Olivine-structured LiFePO4 has attracted much attention as a promising cathode material for lithium ion batteries for electric vehicle (EV) applications. However, its poor conductivity limited its practical applications until the introduction of carbon coating. Since then, significant progress has been made in understanding and controlling phase purity, particle size and carbon coating of the C/LiFePO4 composite material.
While the carbon coating is a critical component in C/LiFePO4 composites, however, little attention has been paid to alternative nanocarbon coatings, especially the interaction of nanocarbon coatings on LiFePO4. This is partly because there is no appropriate model material or effective nano-characterization tools for this study. Prof. Xueliang (Andy) Sun and colleagues from Western University in Canada, cooperating with Phostech Lithium Inc., have now managed to overcome this problem using a molten technique to achieve an ingot sample with a large flat surface, which allows them to directly study the LiFePO4 carbon coating.
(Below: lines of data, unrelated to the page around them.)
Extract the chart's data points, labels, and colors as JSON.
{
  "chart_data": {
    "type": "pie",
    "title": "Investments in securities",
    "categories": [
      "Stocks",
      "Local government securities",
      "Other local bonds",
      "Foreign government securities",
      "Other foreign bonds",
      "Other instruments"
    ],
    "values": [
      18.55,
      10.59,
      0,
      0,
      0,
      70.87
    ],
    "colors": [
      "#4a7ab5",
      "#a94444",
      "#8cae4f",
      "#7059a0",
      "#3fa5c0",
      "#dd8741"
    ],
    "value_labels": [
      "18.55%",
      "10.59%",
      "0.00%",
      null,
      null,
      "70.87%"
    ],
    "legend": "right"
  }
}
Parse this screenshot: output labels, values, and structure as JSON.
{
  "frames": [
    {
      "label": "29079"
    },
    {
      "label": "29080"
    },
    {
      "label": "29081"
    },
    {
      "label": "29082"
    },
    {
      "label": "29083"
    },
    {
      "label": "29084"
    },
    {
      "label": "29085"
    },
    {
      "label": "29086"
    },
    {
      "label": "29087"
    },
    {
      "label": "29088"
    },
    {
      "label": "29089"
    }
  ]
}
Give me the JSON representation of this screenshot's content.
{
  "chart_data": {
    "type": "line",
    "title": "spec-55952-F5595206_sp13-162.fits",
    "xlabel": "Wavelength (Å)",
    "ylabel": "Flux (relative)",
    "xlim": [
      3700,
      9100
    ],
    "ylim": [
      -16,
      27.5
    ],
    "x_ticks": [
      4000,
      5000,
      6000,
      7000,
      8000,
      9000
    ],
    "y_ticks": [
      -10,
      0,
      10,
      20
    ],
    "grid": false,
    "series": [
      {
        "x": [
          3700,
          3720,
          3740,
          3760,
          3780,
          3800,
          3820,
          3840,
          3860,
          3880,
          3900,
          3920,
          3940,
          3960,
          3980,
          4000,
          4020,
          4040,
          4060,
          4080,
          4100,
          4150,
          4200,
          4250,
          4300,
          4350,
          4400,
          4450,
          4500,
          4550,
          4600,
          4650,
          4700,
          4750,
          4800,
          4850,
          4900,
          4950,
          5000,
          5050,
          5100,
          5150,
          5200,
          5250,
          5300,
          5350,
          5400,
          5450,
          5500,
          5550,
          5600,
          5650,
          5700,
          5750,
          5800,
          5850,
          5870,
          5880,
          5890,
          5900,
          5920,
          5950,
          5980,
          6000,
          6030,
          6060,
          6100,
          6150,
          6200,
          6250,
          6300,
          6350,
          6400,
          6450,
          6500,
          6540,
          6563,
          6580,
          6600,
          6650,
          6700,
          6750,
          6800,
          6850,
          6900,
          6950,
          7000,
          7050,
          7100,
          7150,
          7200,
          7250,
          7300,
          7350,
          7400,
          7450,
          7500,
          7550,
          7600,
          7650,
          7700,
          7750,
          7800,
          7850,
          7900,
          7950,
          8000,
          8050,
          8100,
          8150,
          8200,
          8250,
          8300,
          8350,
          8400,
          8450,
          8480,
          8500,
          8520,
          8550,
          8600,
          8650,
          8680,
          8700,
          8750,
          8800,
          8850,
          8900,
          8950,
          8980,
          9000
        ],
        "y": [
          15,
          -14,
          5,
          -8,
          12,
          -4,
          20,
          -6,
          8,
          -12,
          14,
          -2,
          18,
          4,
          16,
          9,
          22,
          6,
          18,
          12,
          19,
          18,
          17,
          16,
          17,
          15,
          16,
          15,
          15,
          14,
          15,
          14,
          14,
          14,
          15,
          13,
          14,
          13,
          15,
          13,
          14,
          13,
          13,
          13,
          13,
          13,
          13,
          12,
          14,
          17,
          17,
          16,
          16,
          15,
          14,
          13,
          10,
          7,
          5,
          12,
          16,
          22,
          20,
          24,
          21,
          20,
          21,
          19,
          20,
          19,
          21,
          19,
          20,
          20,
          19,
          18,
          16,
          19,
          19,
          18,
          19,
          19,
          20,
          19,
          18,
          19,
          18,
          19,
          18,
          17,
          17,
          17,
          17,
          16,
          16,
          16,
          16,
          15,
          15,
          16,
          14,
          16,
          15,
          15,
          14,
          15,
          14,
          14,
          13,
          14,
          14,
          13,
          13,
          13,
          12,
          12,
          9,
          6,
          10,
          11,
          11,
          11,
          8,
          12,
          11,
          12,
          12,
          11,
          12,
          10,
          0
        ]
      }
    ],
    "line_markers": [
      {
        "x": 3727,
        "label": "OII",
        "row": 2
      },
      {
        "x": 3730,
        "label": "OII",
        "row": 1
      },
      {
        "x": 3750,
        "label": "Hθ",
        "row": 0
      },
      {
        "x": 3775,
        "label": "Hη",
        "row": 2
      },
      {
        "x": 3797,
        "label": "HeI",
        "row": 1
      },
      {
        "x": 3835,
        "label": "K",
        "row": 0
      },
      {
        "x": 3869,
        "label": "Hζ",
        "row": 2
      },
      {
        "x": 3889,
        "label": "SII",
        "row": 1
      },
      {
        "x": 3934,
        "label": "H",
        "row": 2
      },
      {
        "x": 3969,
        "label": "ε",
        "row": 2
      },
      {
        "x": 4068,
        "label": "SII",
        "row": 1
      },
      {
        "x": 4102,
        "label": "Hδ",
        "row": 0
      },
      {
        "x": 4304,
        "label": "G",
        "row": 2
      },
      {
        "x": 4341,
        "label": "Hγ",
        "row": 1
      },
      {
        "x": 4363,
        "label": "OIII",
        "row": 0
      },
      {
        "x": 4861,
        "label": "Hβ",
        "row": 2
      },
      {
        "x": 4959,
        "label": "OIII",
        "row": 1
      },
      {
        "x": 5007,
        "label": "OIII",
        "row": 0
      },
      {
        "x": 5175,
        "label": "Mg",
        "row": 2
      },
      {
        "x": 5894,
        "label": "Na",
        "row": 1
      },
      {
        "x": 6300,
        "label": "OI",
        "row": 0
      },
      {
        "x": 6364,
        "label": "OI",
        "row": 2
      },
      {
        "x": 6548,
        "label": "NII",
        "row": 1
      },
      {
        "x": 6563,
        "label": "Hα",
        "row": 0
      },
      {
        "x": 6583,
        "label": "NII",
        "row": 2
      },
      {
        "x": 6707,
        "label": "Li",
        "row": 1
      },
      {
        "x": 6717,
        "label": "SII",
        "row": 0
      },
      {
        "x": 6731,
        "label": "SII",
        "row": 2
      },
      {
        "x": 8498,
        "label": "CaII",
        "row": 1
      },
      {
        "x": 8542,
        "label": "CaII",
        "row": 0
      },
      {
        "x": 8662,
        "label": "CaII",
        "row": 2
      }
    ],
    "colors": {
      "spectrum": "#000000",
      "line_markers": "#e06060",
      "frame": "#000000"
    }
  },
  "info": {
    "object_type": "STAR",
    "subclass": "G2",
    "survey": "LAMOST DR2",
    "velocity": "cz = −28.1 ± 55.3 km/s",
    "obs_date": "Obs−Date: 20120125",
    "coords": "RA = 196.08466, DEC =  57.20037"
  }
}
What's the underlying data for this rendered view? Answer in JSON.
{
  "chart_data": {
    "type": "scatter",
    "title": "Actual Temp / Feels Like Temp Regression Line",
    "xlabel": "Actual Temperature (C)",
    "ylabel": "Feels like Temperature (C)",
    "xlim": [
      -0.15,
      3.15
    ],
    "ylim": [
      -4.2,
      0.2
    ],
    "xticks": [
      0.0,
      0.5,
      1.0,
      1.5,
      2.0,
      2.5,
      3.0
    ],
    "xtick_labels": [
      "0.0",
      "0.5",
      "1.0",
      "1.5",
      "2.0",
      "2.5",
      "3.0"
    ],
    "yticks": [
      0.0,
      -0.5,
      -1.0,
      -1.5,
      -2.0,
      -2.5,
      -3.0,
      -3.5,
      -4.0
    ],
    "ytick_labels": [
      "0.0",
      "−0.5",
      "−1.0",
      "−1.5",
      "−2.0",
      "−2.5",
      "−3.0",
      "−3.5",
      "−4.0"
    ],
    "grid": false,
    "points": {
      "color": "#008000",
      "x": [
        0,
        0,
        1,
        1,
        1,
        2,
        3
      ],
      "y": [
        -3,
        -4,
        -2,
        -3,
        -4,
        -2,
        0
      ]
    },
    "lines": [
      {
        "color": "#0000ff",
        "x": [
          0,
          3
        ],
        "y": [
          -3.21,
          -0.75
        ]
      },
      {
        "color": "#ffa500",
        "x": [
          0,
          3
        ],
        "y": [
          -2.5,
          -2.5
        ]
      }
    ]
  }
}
For first time, this work provides a local visualization study on carbon coating, particularly the influence of impurity phases. By combining focused ion beam lithography (FIB), High-resolution transmission electron microscopy (HRTEM), and micro-Raman mapping techniques, the team intensively investigated and identified the interaction between carbon and LiFePO4 as well as the nature and effects of impurity phases on carbon coating for LiFePO4. During carbon coating process, the phosphorus-rich phase is found to have an inhibiting effect (or no positive catalytic effect) on carbon formation while iron-rich phases (mainly iron phosphides) promote carbon growth by contributing to more carbon deposition and higher graphitic carbon content.
These findings provide an important guideline for the improvement of carbon coating quality in C-LiFePO4 composite material. Furthermore, this methodology will help us to understand and reveal the basic carbon-deposition process and structure on LiFePO4, leading to further improved performance of this promising electrode material.